The club was formed as Essendon Town in 1900 and joined the VFA that year. Essendon already had a team which competed in the VFL but many locals protested that they were based at East Melbourne instead of Essendon. The "Essendon Town Football Club" came about as a result, a side which would play their home games in the district. A winless season in 1903 meant that they took home their first wooden spoon.

In 1905, the club officially changed its name to the "Essendon Football Club", the same name as the VFL club. To distinguish it from the VFL club, the club was referred to as Essendon (Association), Essendon (V.F.A.) or Essendon (A.) wherever there was confusion.

The club's most successful period came between 1908 and 1914 when they competed in the finals each year and won back-to-back premierships in 1911 and 1912 – coincidentally, Essendon (League) won the VFL premiership in both of those years.
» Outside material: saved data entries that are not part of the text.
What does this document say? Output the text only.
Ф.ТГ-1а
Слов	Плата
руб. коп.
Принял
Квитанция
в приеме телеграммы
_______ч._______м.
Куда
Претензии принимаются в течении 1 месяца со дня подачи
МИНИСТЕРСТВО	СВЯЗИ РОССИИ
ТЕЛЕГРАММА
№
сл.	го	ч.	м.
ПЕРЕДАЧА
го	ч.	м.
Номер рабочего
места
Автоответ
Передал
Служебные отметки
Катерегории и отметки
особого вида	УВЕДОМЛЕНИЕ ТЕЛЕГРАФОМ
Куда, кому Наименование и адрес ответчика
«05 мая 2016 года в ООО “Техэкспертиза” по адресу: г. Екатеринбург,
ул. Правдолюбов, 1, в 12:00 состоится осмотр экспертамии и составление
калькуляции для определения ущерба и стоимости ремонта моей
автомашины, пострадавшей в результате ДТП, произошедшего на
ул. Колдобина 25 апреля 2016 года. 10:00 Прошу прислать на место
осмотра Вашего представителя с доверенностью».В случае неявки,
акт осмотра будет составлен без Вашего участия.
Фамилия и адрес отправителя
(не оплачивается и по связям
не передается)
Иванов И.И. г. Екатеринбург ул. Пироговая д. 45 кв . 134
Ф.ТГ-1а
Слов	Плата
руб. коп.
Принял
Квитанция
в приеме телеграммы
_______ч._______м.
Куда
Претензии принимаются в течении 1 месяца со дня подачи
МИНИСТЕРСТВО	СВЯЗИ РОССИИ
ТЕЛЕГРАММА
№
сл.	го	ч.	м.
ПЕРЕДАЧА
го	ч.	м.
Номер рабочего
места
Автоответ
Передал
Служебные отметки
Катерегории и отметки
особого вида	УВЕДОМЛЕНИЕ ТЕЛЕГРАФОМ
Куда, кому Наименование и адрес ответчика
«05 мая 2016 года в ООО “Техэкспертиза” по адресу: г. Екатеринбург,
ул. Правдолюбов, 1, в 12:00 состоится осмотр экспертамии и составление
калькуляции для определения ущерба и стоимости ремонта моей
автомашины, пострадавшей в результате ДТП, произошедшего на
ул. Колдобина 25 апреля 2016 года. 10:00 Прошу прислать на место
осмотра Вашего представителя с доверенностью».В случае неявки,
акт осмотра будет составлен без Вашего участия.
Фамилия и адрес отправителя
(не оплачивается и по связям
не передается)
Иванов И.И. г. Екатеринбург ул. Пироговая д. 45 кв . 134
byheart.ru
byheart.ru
In the 1912 premiership season, Essendon Association's full-forward Dave McNamara became the first VFA footballer to kick over 100 goals in a season.

The club was left without a home ground and with diminished local support when the Essendon League club relocated to Essendon Recreation Reserve in October 1921; with no alternatives, the club effectively disbanded in December 1921.

In 1922, most Essendon Association players moved to the reformed North Melbourne Football Club. North Melbourne had disbanded during the 1921 VFA season, assuming that they would be amalgamating with the Essendon League team. This did not work out, and, at the end of 1921, the North Melbourne club had a ground but no team, and Essendon Association had a team but no ground. North Melbourne was readmitted to the Association in January 1922 with the prospect of amalgamation with Essendon Association. The amalgamation was eventually endorsed by the Association in April 1922.